論語【里仁第四】72. 仁は、自発性を持って自分でやる

孔子先生は、仁を好む人、不仁を憎む人をなかなか見ない、とおっしゃいます。その一方で、一日だけ仁を実践する能力のない人も見たことが無い、と。

仁とは思いやり、他に奉仕する心、天地の間に自分と同じように命を受けているものへの連帯感。仁の実践は誰にでもできるけど、自分から自発的にやらないといけない、そして一日一日の積み重ねが大事だよと言われている感じです。
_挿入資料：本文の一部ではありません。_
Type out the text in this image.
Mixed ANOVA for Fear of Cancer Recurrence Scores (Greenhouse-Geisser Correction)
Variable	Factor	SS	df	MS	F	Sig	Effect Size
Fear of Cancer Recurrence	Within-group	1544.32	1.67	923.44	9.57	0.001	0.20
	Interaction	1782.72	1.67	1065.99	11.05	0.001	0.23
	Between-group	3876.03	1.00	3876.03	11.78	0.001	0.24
儒教は実践が大事。学んだら実践。孔子先生が一日なら誰にでもできることを請け負ってくれていますので、やるかやらないかは自分次第ですね。

漢文と書き下し文

子曰、我未見好仁者、惡不仁者。好仁者、無以尚之。惡不仁者、其爲仁矣。不使不仁者加乎其身。有能一日用其力於仁矣乎、我未見力不足者。蓋有之矣。我未之見也。
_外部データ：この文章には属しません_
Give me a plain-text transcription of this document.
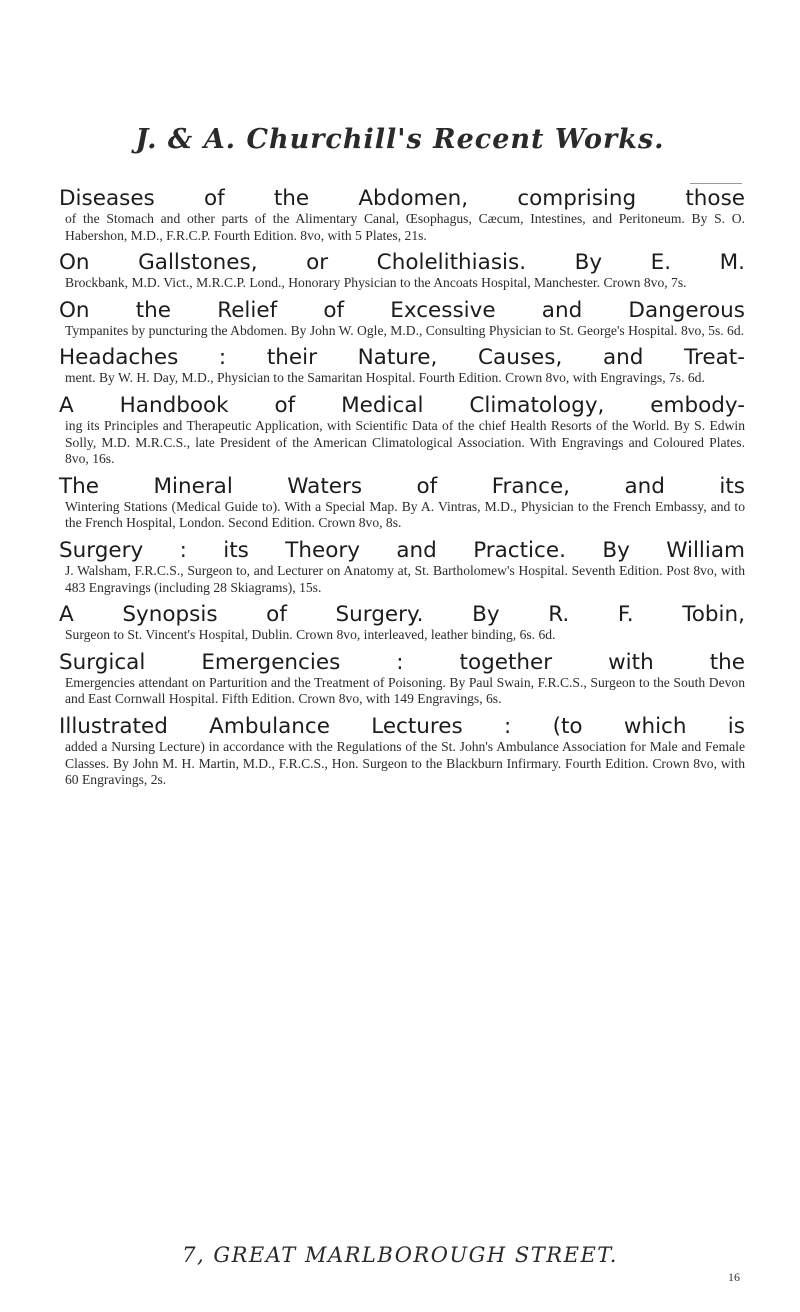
J. & A. Churchill's Recent Works.
Diseases of the Abdomen, comprising those
of the Stomach and other parts of the Alimentary Canal, Œsophagus, Cæcum, Intestines, and Peritoneum. By S. O. Habershon, M.D., F.R.C.P. Fourth Edition. 8vo, with 5 Plates, 21s.
On Gallstones, or Cholelithiasis. By E. M.
Brockbank, M.D. Vict., M.R.C.P. Lond., Honorary Physician to the Ancoats Hospital, Manchester. Crown 8vo, 7s.
On the Relief of Excessive and Dangerous
Tympanites by puncturing the Abdomen. By John W. Ogle, M.D., Consulting Physician to St. George's Hospital. 8vo, 5s. 6d.
Headaches : their Nature, Causes, and Treat-
ment. By W. H. Day, M.D., Physician to the Samaritan Hospital. Fourth Edition. Crown 8vo, with Engravings, 7s. 6d.
A Handbook of Medical Climatology, embody-
ing its Principles and Therapeutic Application, with Scientific Data of the chief Health Resorts of the World. By S. Edwin Solly, M.D. M.R.C.S., late President of the American Climatological Association. With Engravings and Coloured Plates. 8vo, 16s.
The Mineral Waters of France, and its
Wintering Stations (Medical Guide to). With a Special Map. By A. Vintras, M.D., Physician to the French Embassy, and to the French Hospital, London. Second Edition. Crown 8vo, 8s.
Surgery : its Theory and Practice. By William
J. Walsham, F.R.C.S., Surgeon to, and Lecturer on Anatomy at, St. Bartholomew's Hospital. Seventh Edition. Post 8vo, with 483 Engravings (including 28 Skiagrams), 15s.
A Synopsis of Surgery. By R. F. Tobin,
Surgeon to St. Vincent's Hospital, Dublin. Crown 8vo, interleaved, leather binding, 6s. 6d.
Surgical Emergencies : together with the
Emergencies attendant on Parturition and the Treatment of Poisoning. By Paul Swain, F.R.C.S., Surgeon to the South Devon and East Cornwall Hospital. Fifth Edition. Crown 8vo, with 149 Engravings, 6s.
Illustrated Ambulance Lectures : (to which is
added a Nursing Lecture) in accordance with the Regulations of the St. John's Ambulance Association for Male and Female Classes. By John M. H. Martin, M.D., F.R.C.S., Hon. Surgeon to the Blackburn Infirmary. Fourth Edition. Crown 8vo, with 60 Engravings, 2s.
7, GREAT MARLBOROUGH STREET.
16
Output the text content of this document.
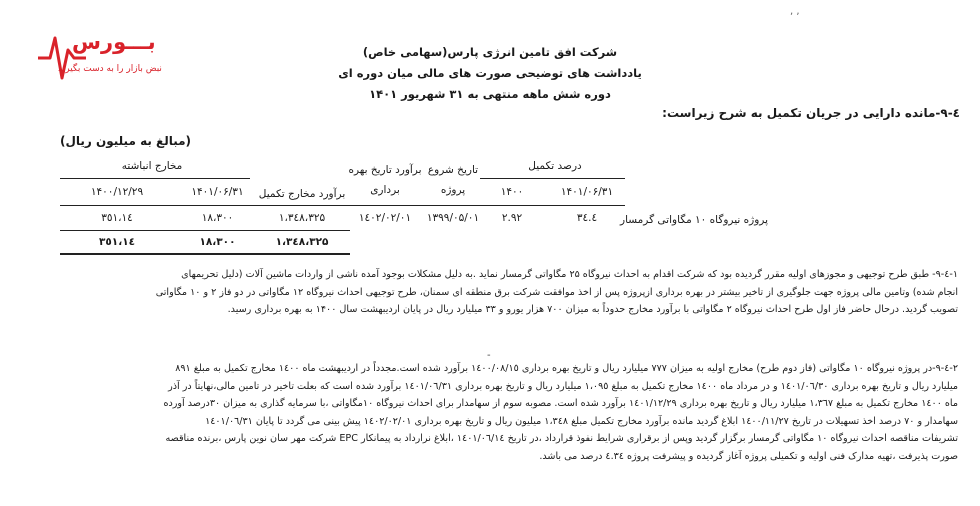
بـــورس
نبض بازار را به دست بگیرید
, ,
شرکت افق تامین انرژی پارس(سهامی خاص)
یادداشت های توضیحی صورت های مالی میان دوره ای
دوره شش ماهه منتهی به ۳۱ شهریور ۱۴۰۱
٤-۹-مانده دارایی در جریان تکمیل به شرح زیراست:
(مبالغ به میلیون ریال)
درصد تکمیل
مخارج انباشته
۱۴۰۱/۰۶/۳۱
۱۴۰۰
تاریخ شروع
پروژه
برآورد تاریخ بهره
برداری
برآورد مخارج تکمیل
۱۴۰۱/۰۶/۳۱
۱۴۰۰/۱۲/۲۹
پروژه نیروگاه ۱۰ مگاواتی گرمسار
٤.۳٤
۲.۹۲
۱۳۹۹/۰۵/۰۱
۱٤۰۲/۰۲/۰۱
۱،۳٤۸،۳۲۵
۱۸،۳۰۰
۱٤،۳٥۱
۱،۳٤۸،۳۲۵
۱۸،۳۰۰
۱٤،۳٥۱
۱-٤-۹- طبق طرح توجیهی و مجوزهای اولیه مقرر گردیده بود که شرکت اقدام به احداث نیروگاه ۲۵ مگاواتی گرمسار نماید .به دلیل مشکلات بوجود آمده ناشی از واردات ماشین آلات (دلیل تحریمهای
انجام شده) وتامین مالی پروژه جهت جلوگیری از تاخیر بیشتر در بهره برداری ازپروژه پس از اخذ موافقت شرکت برق منطقه ای سمنان، طرح توجیهی احداث نیروگاه ۱۲ مگاواتی در دو فاز ۲ و ۱۰ مگاواتی
تصویب گردید. درحال حاضر فاز اول طرح احداث نیروگاه ۲ مگاواتی با برآورد مخارج حدوداً به میزان ۷۰۰ هزار یورو و ۳۳ میلیارد ریال در پایان اردیبهشت سال ۱۴۰۰ به بهره برداری رسید.
-
۲-٤-۹-در پروژه نیروگاه ۱۰ مگاواتی (فاز دوم طرح) مخارج اولیه به میزان ۷۷۷ میلیارد ریال و تاریخ بهره برداری ۱٤۰۰/۰۸/۱٥ برآورد شده است.مجدداً در اردیبهشت ماه ۱٤۰۰ مخارج تکمیل به مبلغ ۸۹۱
میلیارد ریال و تاریخ بهره برداری ۱٤۰۱/۰٦/۳۰ و در مرداد ماه ۱٤۰۰ مخارج تکمیل به مبلغ ۱،۰۹٥ میلیارد ریال و تاریخ بهره برداری ۱٤۰۱/۰٦/۳۱ برآورد شده است که بعلت تاخیر در تامین مالی،نهایتاً در آذر
ماه ۱٤۰۰ مخارج تکمیل به مبلغ ۱،۳٦۷ میلیارد ریال و تاریخ بهره برداری ۱٤۰۱/۱۲/۲۹ برآورد شده است. مصوبه سوم از سهامدار برای احداث نیروگاه ۱۰مگاواتی ،با سرمایه گذاری به میزان ۳۰درصد آورده
سهامدار و ۷۰ درصد اخذ تسهیلات در تاریخ ۱٤۰۰/۱۱/۲۷ ابلاغ گردید مانده برآورد مخارج تکمیل مبلغ ۱،۳٤۸ میلیون ریال و تاریخ بهره برداری ۱٤۰۲/۰۲/۰۱ پیش بینی می گردد تا پایان ۱٤۰۱/۰٦/۳۱
تشریفات مناقصه احداث نیروگاه ۱۰ مگاواتی گرمسار برگزار گردید وپس از برقراری شرایط نفوذ قرارداد ،در تاریخ ۱٤۰۱/۰٦/۱٤ ،ابلاغ نرارداد به پیمانکار EPC شرکت مهر سان نوین پارس ،برنده مناقصه
صورت پذیرفت ،تهیه مدارک فنی اولیه و تکمیلی پروژه آغاز گردیده و پیشرفت پروژه ٤.۳٤ درصد می باشد.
子(し)曰(いわ)く、我(われ)未(いま)だ仁(じん)を好(この)む者(もの)、不仁(ふじん)を悪(にく)む者(もの)を見(み)ず。仁(じん)を好(この)む者(もの)は、以(もっ)て之(これ)に尚(くわ)うること無(な)し。不仁(ふじん)を悪(にく)む者(もの)は、其(そ)れ仁(じん)を為(な)さん。不仁者(ふじんしゃ)をして其(そ)の身(み)に加(くわ)えしめざればなり。能(よ)く一日(いちじつ)其(そ)の力(ちから)を仁(じん)に用(もち)うること有(あ)らんか、我(われ)未(いま)だ力(ちから)の足(た)らざる者(もの)を見(み)ず。蓋(けだ)し之(これ)有(あ)らん。我(われ)未(いま)だ之(これ)を見(み)ざるなり。

現代語訳

孔子先生がこのようにおっしゃった。「本当に仁を好む人や、不仁を憎む人をなかなか見ない。仁を好む人に、それ以上何も望むことはない。不仁を憎む人は、仁を行う。不仁の人から悪い影響を受けることのないようにしているからだ。一日でも自分の力を仁の実践に使うことはできないか。その能力が足りないから、それができないという人を見たことが無い。そんな人いるだろうか。私はこれまで見たことがない。」